Researcher finds that the price gap between new wind and solar projects and fossil fuels continues to widen

A Statkraft wind farm in Brazil, which had the cheapest new-build onshore wind farms in 2021, according to BloombergNEF
A Statkraft wind farm in Brazil, which had the cheapest new-build onshore wind farms in 2021, according to BloombergNEF

The cost of new-build onshore wind and solar power generation has increased in the last year but the sector is undercutting fossil-fuelled power generation by an even wider margin, according to analysts BloombergNEF (BNEF).

The research firm says that the costs of new-build onshore wind power and fixed-axis solar generation have risen by 7% and 14% respectively in the last year.

LCOE of renewables

BNEF’s estimates for the global levelized cost of electricity (LCOE) — which measures the average cost of electricity generation by a facility during its lifetime — saw a rise to an average $45/MWh for utility-scale PV and to $46/MWh for onshore wind power in the first half of 2022.

This was driven by “increases in the cost of materials, freight, fuel and labour”, says BNEF, which notes that shipping costs are still five times their 2019 level, although down from last autumn’s peak.

BNEF’s analysis for onshore wind, solar and battery storage looked at new-build projects that reached financial close in the six months prior to the start of the study in March 2022 or which are currently under construction. For coal, nuclear and hydro — which take much longer to develop — the study looked at the latest financed projects for each market.

Trends

One strong trend is that the gap between renewables and fossil-fuelled plants continued to widen. New-build onshore wind and solar projects undercut new-build coal and gas-fired power by around 40% as fuel and carbon prices surged, with BNEF assessing coal LCOE at $74/MWh and gas-fired power at $81/MWh for first-half 2022.

Despite this year’s blip, solar and onshore wind power are on a long-term downward trend, with falls of 86% and 46% in nominal terms compared with 2010, says BNEF.

Price disparity

There is considerable cost disparity among renewable projects. The cheapest onshore wind power plants had an LCOE as low as $19/MWh for new-build projects in Brazil; for PV’s the low was $21/MWh for tracking solar farms in Chile; and for offshore wind the low was $57/MWh for plants in Danish waters ($43/MWh excluding offshore transmission costs).

BNEF says the battery storage sector is “particularly sensitive to commodity price volatility” — the firm’s benchmark for battery LCOE average rose by 8.4% from first-half 2021 to $153/MWh.

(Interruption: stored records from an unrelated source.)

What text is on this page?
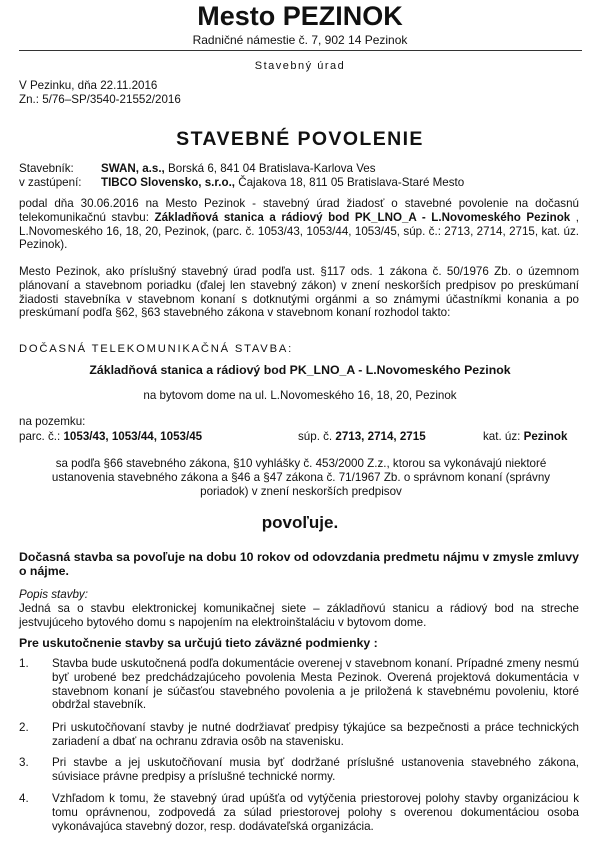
Mesto PEZINOK
Radničné námestie č. 7, 902 14 Pezinok
Stavebný úrad
V Pezinku, dňa 22.11.2016
Zn.: 5/76–SP/3540-21552/2016
STAVEBNÉ POVOLENIE
Stavebník: SWAN, a.s., Borská 6, 841 04 Bratislava-Karlova Ves
v zastúpení: TIBCO Slovensko, s.r.o., Čajakova 18, 811 05 Bratislava-Staré Mesto

podal dňa 30.06.2016 na Mesto Pezinok - stavebný úrad žiadosť o stavebné povolenie na dočasnú telekomunikačnú stavbu: Základňová stanica a rádiový bod PK_LNO_A - L.Novomeského Pezinok , L.Novomeského 16, 18, 20, Pezinok, (parc. č. 1053/43, 1053/44, 1053/45, súp. č.: 2713, 2714, 2715, kat. úz. Pezinok).

Mesto Pezinok, ako príslušný stavebný úrad podľa ust. §117 ods. 1 zákona č. 50/1976 Zb. o územnom plánovaní a stavebnom poriadku (ďalej len stavebný zákon) v znení neskorších predpisov po preskúmaní žiadosti stavebníka v stavebnom konaní s dotknutými orgánmi a so známymi účastníkmi konania a po preskúmaní podľa §62, §63 stavebného zákona v stavebnom konaní rozhodol takto:

DOČASNÁ TELEKOMUNIKAČNÁ STAVBA:
Základňová stanica a rádiový bod PK_LNO_A - L.Novomeského Pezinok
na bytovom dome na ul. L.Novomeského 16, 18, 20, Pezinok
na pozemku:
parc. č.: 1053/43, 1053/44, 1053/45	súp. č. 2713, 2714, 2715	kat. úz: Pezinok
sa podľa §66 stavebného zákona, §10 vyhlášky č. 453/2000 Z.z., ktorou sa vykonávajú niektoré ustanovenia stavebného zákona a §46 a §47 zákona č. 71/1967 Zb. o správnom konaní (správny poriadok) v znení neskorších predpisov
povoľuje.
Dočasná stavba sa povoľuje na dobu 10 rokov od odovzdania predmetu nájmu v zmysle zmluvy o nájme.
Popis stavby:
Jedná sa o stavbu elektronickej komunikačnej siete – základňovú stanicu a rádiový bod na streche jestvujúceho bytového domu s napojením na elektroinštaláciu v bytovom dome.
Pre uskutočnenie stavby sa určujú tieto záväzné podmienky :
1. Stavba bude uskutočnená podľa dokumentácie overenej v stavebnom konaní. Prípadné zmeny nesmú byť urobené bez predchádzajúceho povolenia Mesta Pezinok. Overená projektová dokumentácia v stavebnom konaní je súčasťou stavebného povolenia a je priložená k stavebnému povoleniu, ktoré obdržal stavebník.
2. Pri uskutočňovaní stavby je nutné dodržiavať predpisy týkajúce sa bezpečnosti a práce technických zariadení a dbať na ochranu zdravia osôb na stavenisku.
3. Pri stavbe a jej uskutočňovaní musia byť dodržané príslušné ustanovenia stavebného zákona, súvisiace právne predpisy a príslušné technické normy.
4. Vzhľadom k tomu, že stavebný úrad upúšťa od vytýčenia priestorovej polohy stavby organizáciou k tomu oprávnenou, zodpovedá za súlad priestorovej polohy s overenou dokumentáciou osoba vykonávajúca stavebný dozor, resp. dodávateľská organizácia.
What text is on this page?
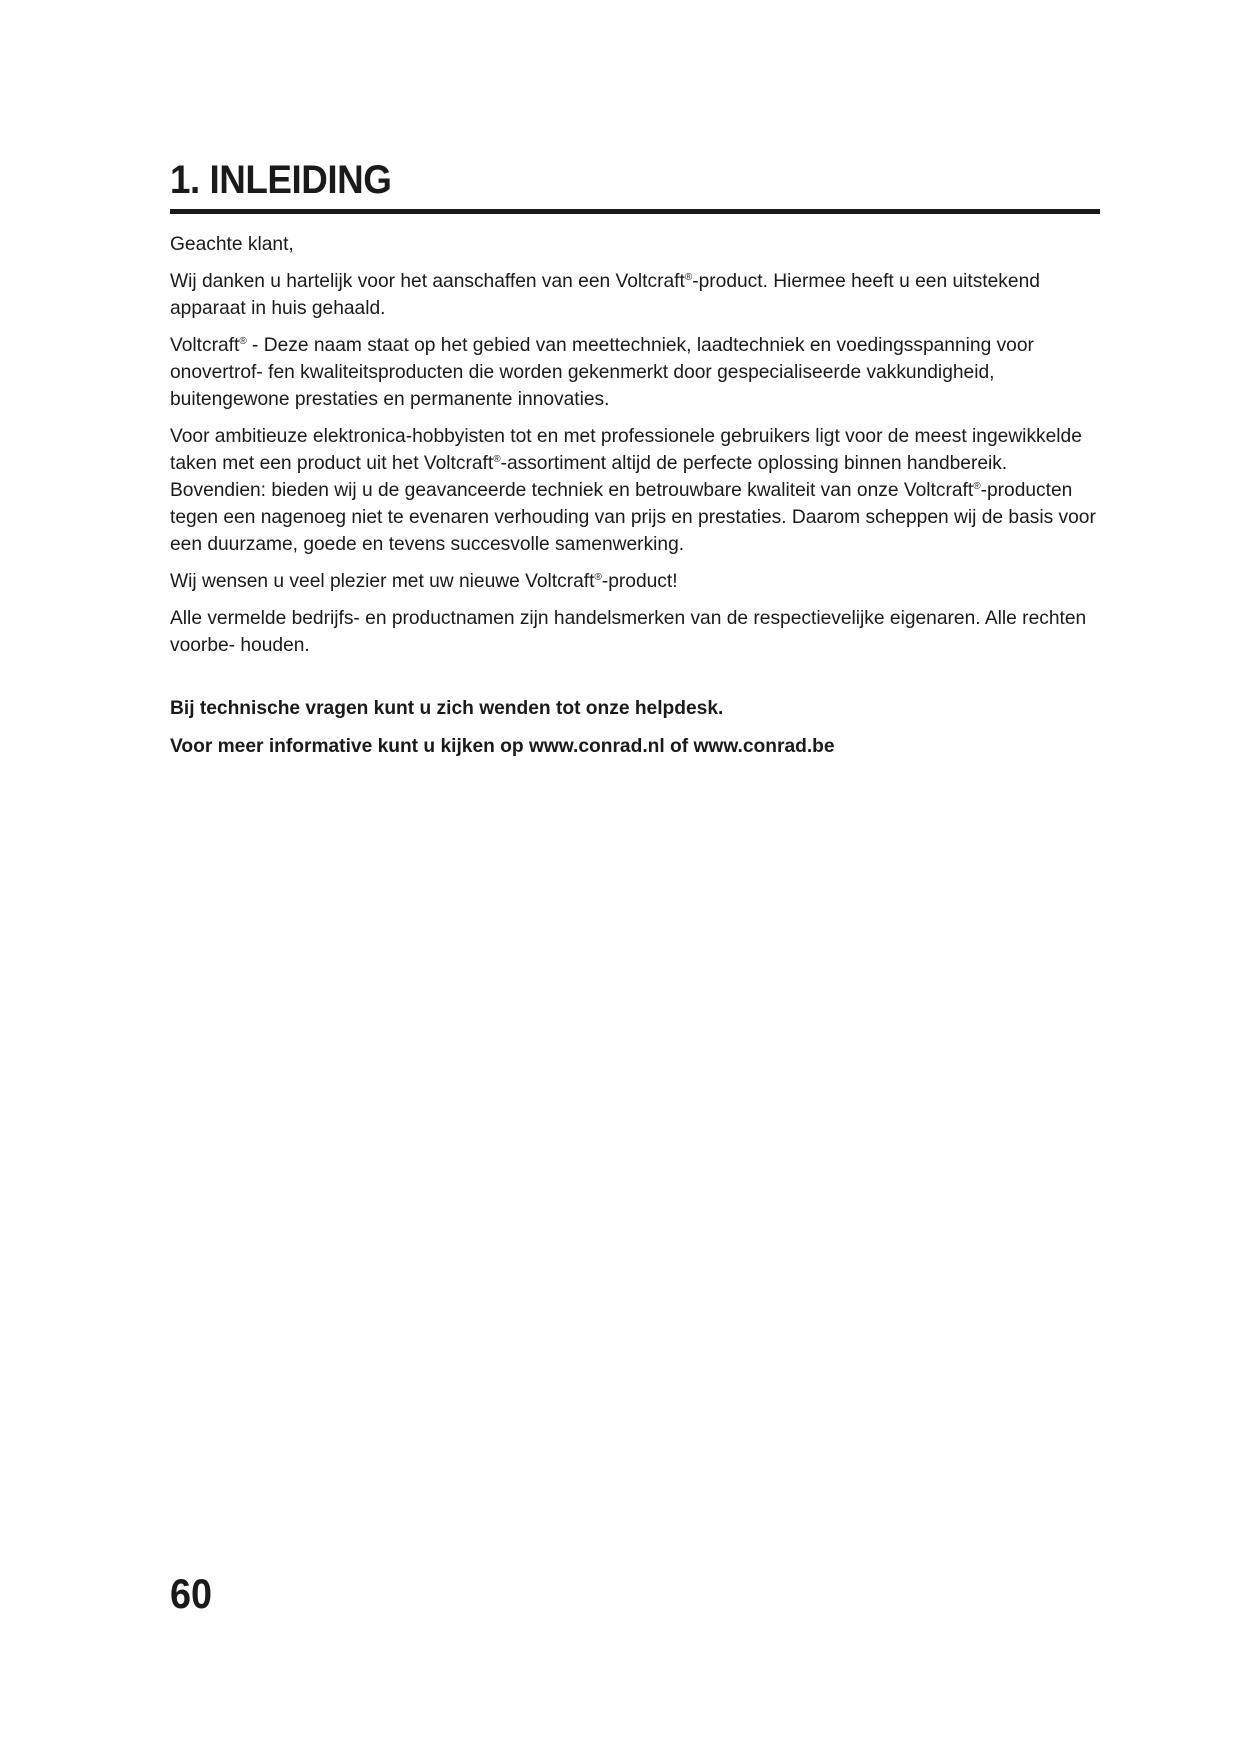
1. INLEIDING

Geachte klant,

Wij danken u hartelijk voor het aanschaffen van een Voltcraft®-product. Hiermee heeft u een uitstekend apparaat in huis gehaald.

Voltcraft® - Deze naam staat op het gebied van meettechniek, laadtechniek en voedingsspanning voor onovertrof- fen kwaliteitsproducten die worden gekenmerkt door gespecialiseerde vakkundigheid, buitengewone prestaties en permanente innovaties.

Voor ambitieuze elektronica-hobbyisten tot en met professionele gebruikers ligt voor de meest ingewikkelde taken met een product uit het Voltcraft®-assortiment altijd de perfecte oplossing binnen handbereik. Bovendien: bieden wij u de geavanceerde techniek en betrouwbare kwaliteit van onze Voltcraft®-producten tegen een nagenoeg niet te evenaren verhouding van prijs en prestaties. Daarom scheppen wij de basis voor een duurzame, goede en tevens succesvolle samenwerking.

Wij wensen u veel plezier met uw nieuwe Voltcraft®-product!

Alle vermelde bedrijfs- en productnamen zijn handelsmerken van de respectievelijke eigenaren. Alle rechten voorbe- houden.

Bij technische vragen kunt u zich wenden tot onze helpdesk.

Voor meer informative kunt u kijken op www.conrad.nl of www.conrad.be

60
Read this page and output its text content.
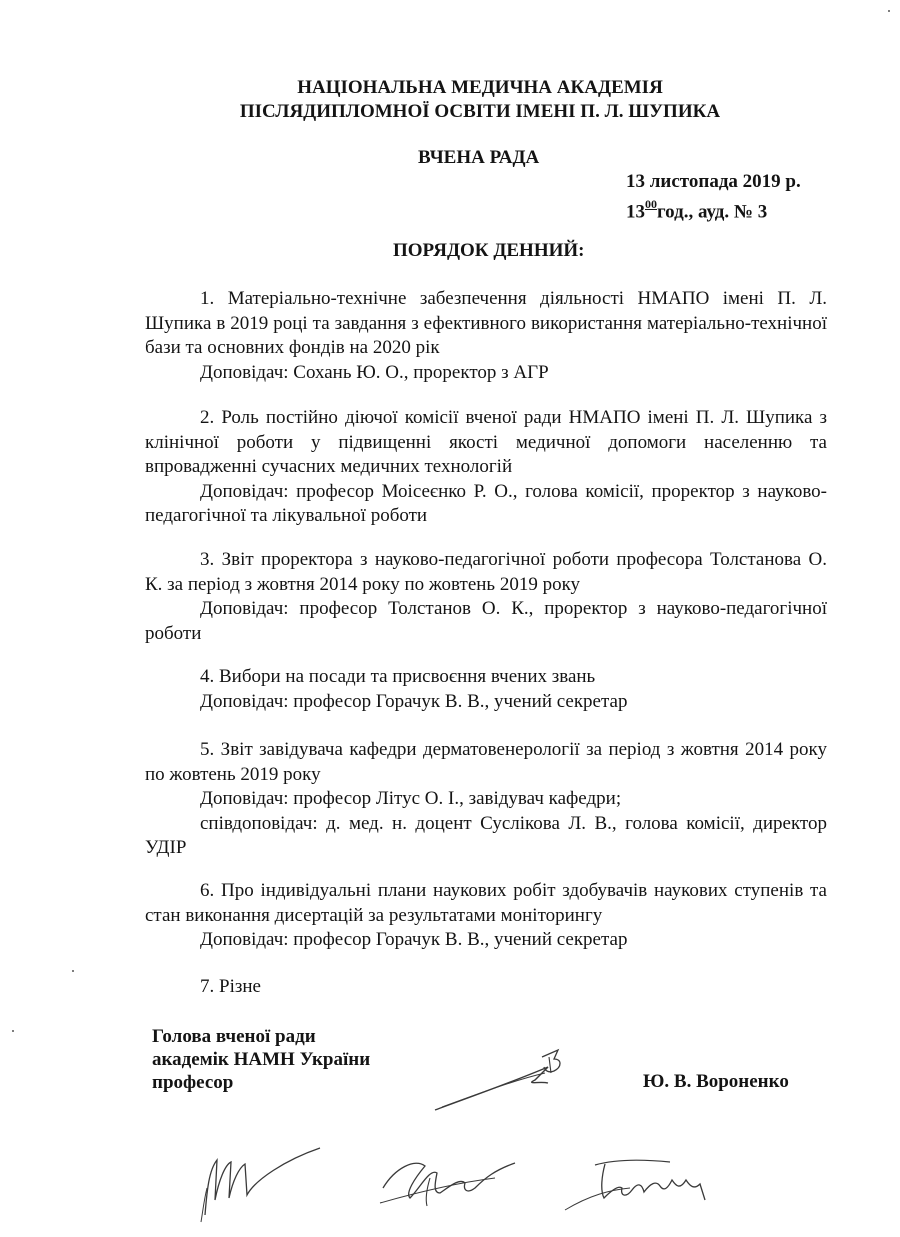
НАЦІОНАЛЬНА МЕДИЧНА АКАДЕМІЯ
ПІСЛЯДИПЛОМНОЇ ОСВІТИ ІМЕНІ П. Л. ШУПИКА
ВЧЕНА РАДА
13 листопада 2019 р.
$13^{00}год$., ауд. № 3
ПОРЯДОК ДЕННИЙ:

1. Матеріально-технічне забезпечення діяльності НМАПО імені П. Л. Шупика в 2019 році та завдання з ефективного використання матеріально-технічної бази та основних фондів на 2020 рік

Доповідач: Сохань Ю. О., проректор з АГР

2. Роль постійно діючої комісії вченої ради НМАПО імені П. Л. Шупика з клінічної роботи у підвищенні якості медичної допомоги населенню та впровадженні сучасних медичних технологій

Доповідач: професор Моісеєнко Р. О., голова комісії, проректор з науково-педагогічної та лікувальної роботи

3. Звіт проректора з науково-педагогічної роботи професора Толстанова О. К. за період з жовтня 2014 року по жовтень 2019 року

Доповідач: професор Толстанов О. К., проректор з науково-педагогічної роботи

4. Вибори на посади та присвоєння вчених звань

Доповідач: професор Горачук В. В., учений секретар

5. Звіт завідувача кафедри дерматовенерології за період з жовтня 2014 року по жовтень 2019 року

Доповідач: професор Літус О. І., завідувач кафедри;

співдоповідач: д. мед. н. доцент Суслікова Л. В., голова комісії, директор УДІР

6. Про індивідуальні плани наукових робіт здобувачів наукових ступенів та стан виконання дисертацій за результатами моніторингу

Доповідач: професор Горачук В. В., учений секретар

7. Різне

Голова вченої ради
академік НАМН України
професор	Ю. В. Вороненко
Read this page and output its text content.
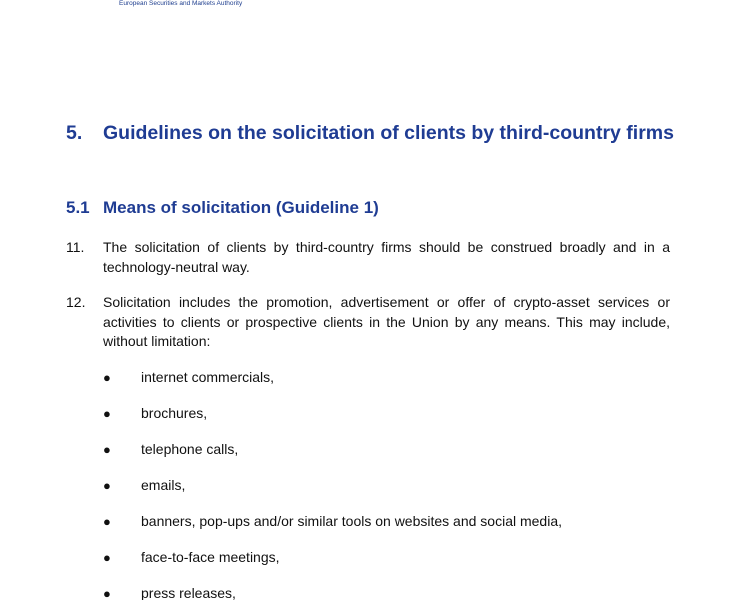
European Securities and Markets Authority
5.	Guidelines on the solicitation of clients by third-country firms
5.1 Means of solicitation (Guideline 1)
11.	The solicitation of clients by third-country firms should be construed broadly and in a technology-neutral way.
12.	Solicitation includes the promotion, advertisement or offer of crypto-asset services or activities to clients or prospective clients in the Union by any means. This may include, without limitation:
●	internet commercials,
●	brochures,
●	telephone calls,
●	emails,
●	banners, pop-ups and/or similar tools on websites and social media,
●	face-to-face meetings,
●	press releases,
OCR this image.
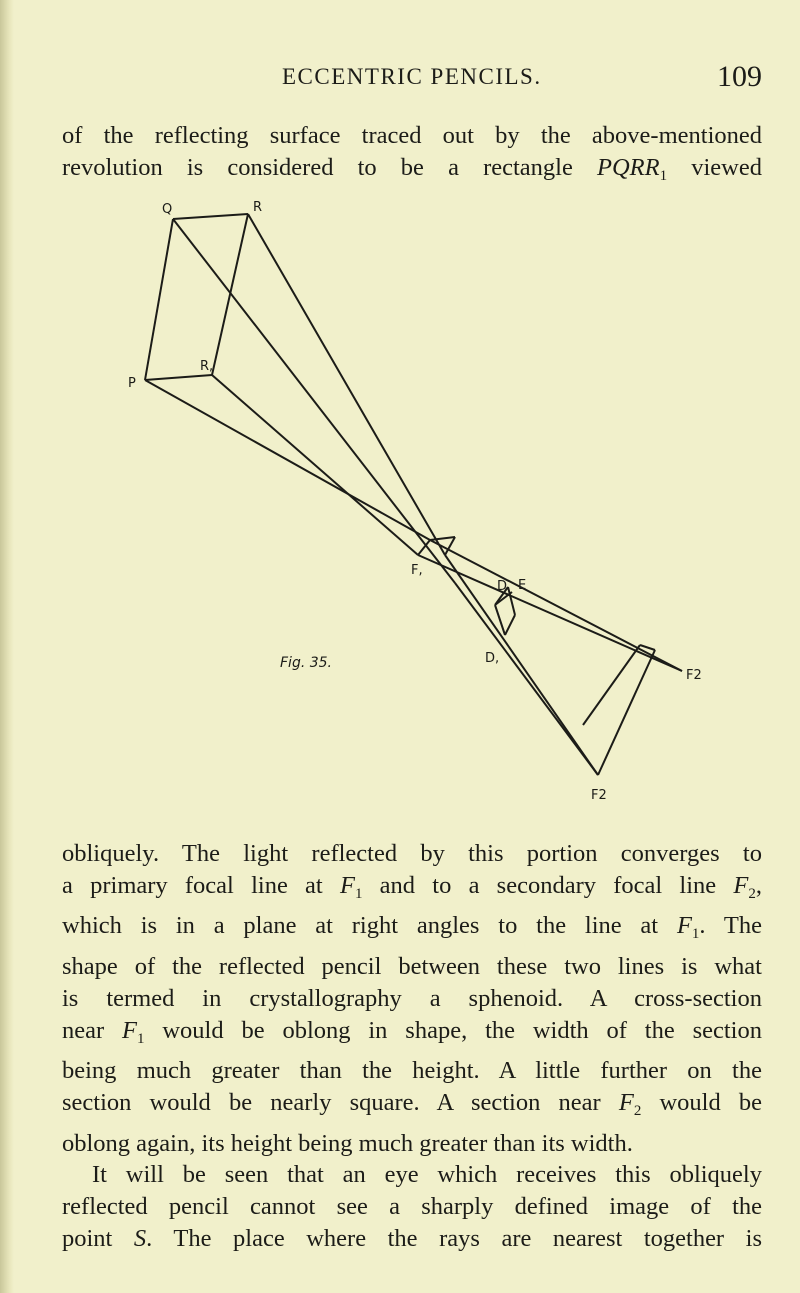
ECCENTRIC PENCILS.	109

of the reflecting surface traced out by the above-mentioned
revolution is considered to be a rectangle $PQRR_1$ viewed

Q	R
P
R,
F,
E
D
D,
F2
F2
Fig. 35.

obliquely. The light reflected by this portion converges to
a primary focal line at $F_1$ and to a secondary focal line $F_2$,
which is in a plane at right angles to the line at $F_1$. The
shape of the reflected pencil between these two lines is what
is termed in crystallography a sphenoid. A cross-section
near $F_1$ would be oblong in shape, the width of the section
being much greater than the height. A little further on the
section would be nearly square. A section near $F_2$ would be
oblong again, its height being much greater than its width.
It will be seen that an eye which receives this obliquely
reflected pencil cannot see a sharply defined image of the
point S. The place where the rays are nearest together is
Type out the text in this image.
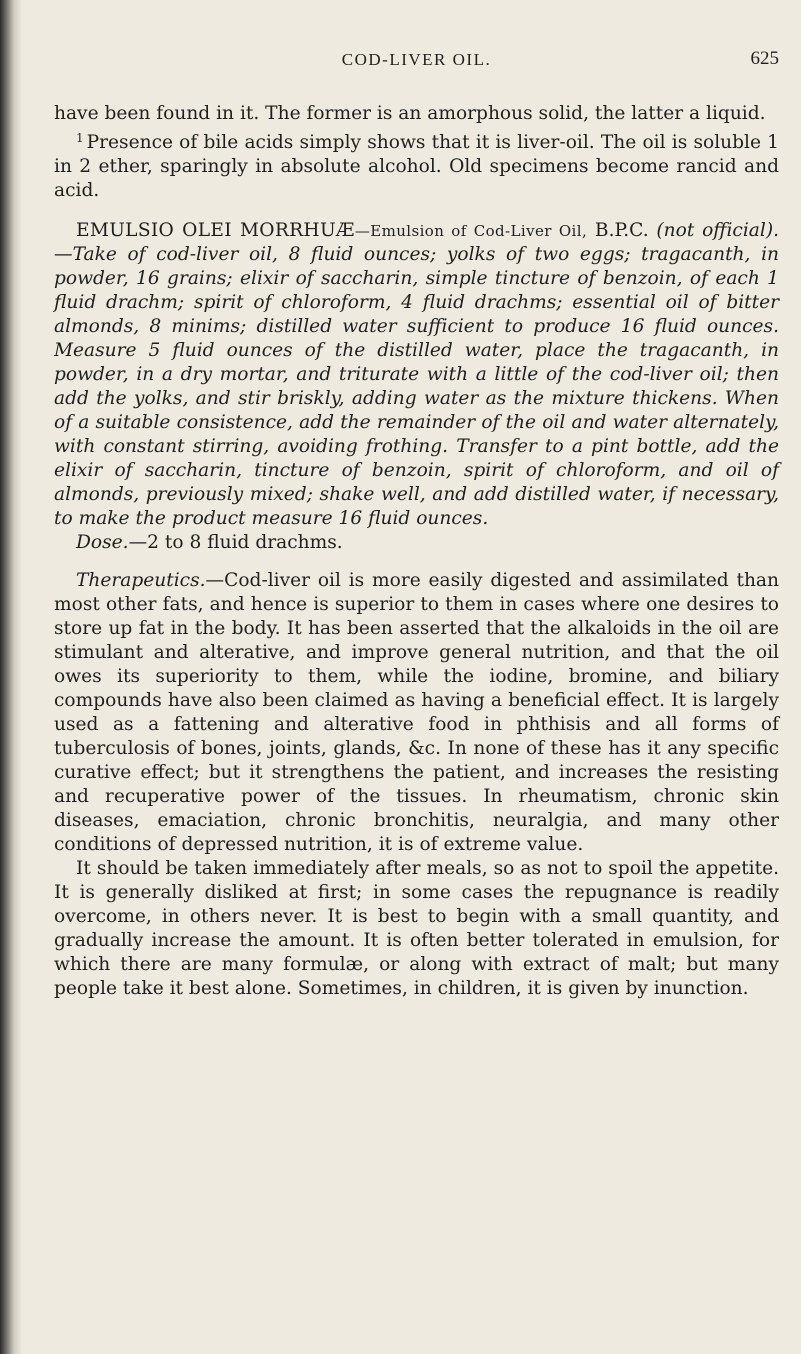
COD-LIVER OIL.	625

have been found in it. The former is an amorphous solid, the latter a liquid.

$^1$ Presence of bile acids simply shows that it is liver-oil. The oil is soluble 1 in 2 ether, sparingly in absolute alcohol. Old specimens become rancid and acid.

EMULSIO OLEI MORRHUÆ—Emulsion of Cod-Liver Oil, B.P.C. (not official).—Take of cod-liver oil, 8 fluid ounces; yolks of two eggs; tragacanth, in powder, 16 grains; elixir of saccharin, simple tincture of benzoin, of each 1 fluid drachm; spirit of chloroform, 4 fluid drachms; essential oil of bitter almonds, 8 minims; distilled water sufficient to produce 16 fluid ounces. Measure 5 fluid ounces of the distilled water, place the tragacanth, in powder, in a dry mortar, and triturate with a little of the cod-liver oil; then add the yolks, and stir briskly, adding water as the mixture thickens. When of a suitable consistence, add the remainder of the oil and water alternately, with constant stirring, avoiding frothing. Transfer to a pint bottle, add the elixir of saccharin, tincture of benzoin, spirit of chloroform, and oil of almonds, previously mixed; shake well, and add distilled water, if necessary, to make the product measure 16 fluid ounces.

Dose.—2 to 8 fluid drachms.

Therapeutics.—Cod-liver oil is more easily digested and assimilated than most other fats, and hence is superior to them in cases where one desires to store up fat in the body. It has been asserted that the alkaloids in the oil are stimulant and alterative, and improve general nutrition, and that the oil owes its superiority to them, while the iodine, bromine, and biliary compounds have also been claimed as having a beneficial effect. It is largely used as a fattening and alterative food in phthisis and all forms of tuberculosis of bones, joints, glands, &c. In none of these has it any specific curative effect; but it strengthens the patient, and increases the resisting and recuperative power of the tissues. In rheumatism, chronic skin diseases, emaciation, chronic bronchitis, neuralgia, and many other conditions of depressed nutrition, it is of extreme value.

It should be taken immediately after meals, so as not to spoil the appetite. It is generally disliked at first; in some cases the repugnance is readily overcome, in others never. It is best to begin with a small quantity, and gradually increase the amount. It is often better tolerated in emulsion, for which there are many formulæ, or along with extract of malt; but many people take it best alone. Sometimes, in children, it is given by inunction.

And the battery LCOE is set to rise further with lithium carbonate costs, for example, up by nearly 400% in the last year and yet to have their full impact because of hedging for projects commissioned in the first-half 2022.

‘A rough patch’

Despite the rise in renewables costs since last year, BNEF calls this “a rough patch for renewables, but not an inflection point”.

It sees renewables costs resuming their downward trajectory amid robust demand, an easing supply chain and a ramping up of production, particularly in China.

“Renewables remain the cheapest source of new bulk power in countries comprising two-thirds of the world population and nine-tenths of electricity generation,” says BNEF.

A final note of caution in the research is that less-developed economies should not be left behind because of the impact of higher costs. BNEF urges that extra attention be paid to them in the run-up to November’s Cop27 in Egypt so that they do not “lose valuable time in the race to net zero”.